With the house in plain site, I slowly advanced, proud that I had managed to navigate the car in the storm. Richard came out and waved his arms frantically at me, sharing my relief that I had made it. As the rear wheels spun and protested, I realized it was a warning wave, as in “stop, you’re about to hit . . . a mud trench.” I was stuck, 50 feet from the house, in a ditch, with the rain pounding down and covering the rear left tire like an elephant in quicksand. After many attempts at digging the mud away from the tire, several locals passing by tried to help us. It was a valiant effort, but it was clear that the car was going nowhere on this particular night. We called Zorro who said he would try to pick us up in a taxi if he could find one willing to risk it. Then the battery died on the cellphone. As they were leaving, one of the Senegalese who tried to help us said, “Today is today. Tomorrow is tomorrow.” All we could do was wait. And wait. And wait. It was now 9:00 pm and Sunny and Jamie’s dwindling lack of patience and increasing hunger told us we should begin to walk the two miles back to town . . . with a bag of groceries and a mad cat in the pouring rain.

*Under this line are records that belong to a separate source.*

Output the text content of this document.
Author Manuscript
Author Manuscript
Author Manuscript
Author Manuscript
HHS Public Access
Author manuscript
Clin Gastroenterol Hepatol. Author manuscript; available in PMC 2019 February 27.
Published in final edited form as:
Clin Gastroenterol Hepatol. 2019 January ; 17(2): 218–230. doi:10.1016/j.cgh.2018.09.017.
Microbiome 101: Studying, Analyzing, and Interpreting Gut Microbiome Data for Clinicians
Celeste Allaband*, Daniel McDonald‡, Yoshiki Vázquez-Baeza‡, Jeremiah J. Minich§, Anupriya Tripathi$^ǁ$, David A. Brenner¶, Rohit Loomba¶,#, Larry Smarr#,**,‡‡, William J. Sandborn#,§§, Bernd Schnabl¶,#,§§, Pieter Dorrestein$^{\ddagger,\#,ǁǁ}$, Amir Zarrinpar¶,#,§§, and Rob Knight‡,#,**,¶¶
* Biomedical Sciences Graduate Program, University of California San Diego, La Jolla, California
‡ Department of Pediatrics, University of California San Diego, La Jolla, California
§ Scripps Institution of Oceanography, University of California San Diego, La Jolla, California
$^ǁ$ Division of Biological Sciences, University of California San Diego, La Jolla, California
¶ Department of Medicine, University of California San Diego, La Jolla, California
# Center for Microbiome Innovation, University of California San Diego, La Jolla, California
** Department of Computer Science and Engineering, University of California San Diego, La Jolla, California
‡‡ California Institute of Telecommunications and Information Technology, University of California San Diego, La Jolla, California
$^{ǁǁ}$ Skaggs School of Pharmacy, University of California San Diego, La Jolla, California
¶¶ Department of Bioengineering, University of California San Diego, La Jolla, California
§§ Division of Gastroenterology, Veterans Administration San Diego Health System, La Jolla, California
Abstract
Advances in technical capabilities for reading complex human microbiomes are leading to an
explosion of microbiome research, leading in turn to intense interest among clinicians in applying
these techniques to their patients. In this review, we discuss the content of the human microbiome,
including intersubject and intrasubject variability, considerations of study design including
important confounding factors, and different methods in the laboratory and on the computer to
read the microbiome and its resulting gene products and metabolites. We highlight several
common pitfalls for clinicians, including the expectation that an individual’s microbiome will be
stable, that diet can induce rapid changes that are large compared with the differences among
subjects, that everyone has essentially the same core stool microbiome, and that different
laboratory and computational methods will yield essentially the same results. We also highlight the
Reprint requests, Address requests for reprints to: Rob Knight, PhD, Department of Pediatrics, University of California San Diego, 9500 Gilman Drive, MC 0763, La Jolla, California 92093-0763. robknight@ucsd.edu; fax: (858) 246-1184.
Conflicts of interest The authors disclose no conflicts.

I have to say that it’s times like these when children really shine and show us that their means of perception and tolerance are far superior to ours. Knowing that Popcorn would not appreciate the pelting rain and try to run for it, I emptied the contents of my purse, a wooden handled clutch, and shoved him in, receiving several retaliatory scratches in the process. We walked, heads down against the diagonal rain, in the pitch dark towards town, Richard leading the way, gingerly guiding the kids around puddles and thickets with each hand. I followed behind with the bag of groceries in one arm and the cat-purse in a death grip in the other. I knew I had to get that cat back to the house safely if my kids were ever going to speak to me again. Proceeding through the mud, flipflops were lost, clothes got caked and a cat, wishing he had stayed with his interim keeper, got his head repeatedly shoved back into a space half his size. But all the while, the kids took this as an awesome adventure, hearing the loud croak of a giant African bullfrog for the first time, jumping through vast and deep rain puddles freely, trusting that Richard (Captain Africa) knew the way back. All I could think of was the bottle of wine in the bag I was carrying, at that point at least as precious as the cat in the other arm. As the muscles in both triceps began to scream with fatigue, I weighed the consequences of letting either one drop. They were equally unthinkable so I renewed my resolve to continue.

When we finally made it back to the hotel, exhausted and soaking wet, the party was going full force and loud music greeted us at the door. Several young men beckoned us to dance and a beautiful girl brought us rice pudding on a tray. I shook my head no, but she insisted on sharing, which she did with a smile. I suppose she saw in our bedraggled faces that this day had not been kind to us. “Kai lek” she said. “Come, eat.” I delivered the cat to his new home, poured myself a large glass of red wine and returned to taste what would be my dinner. The sweet creamy rice felt comforting and tasted of childhood simplicity. As we settled in, the music finally reached my ears with it’s authenticity and it no longer sounded outside the realm of our day. I thought of our house, of how we would bring it back to life. For now, I would have to let go of the questions, of the whys and hows. We had survived this day, and I suppose our new friend was right. Tomorrow is tomorrow.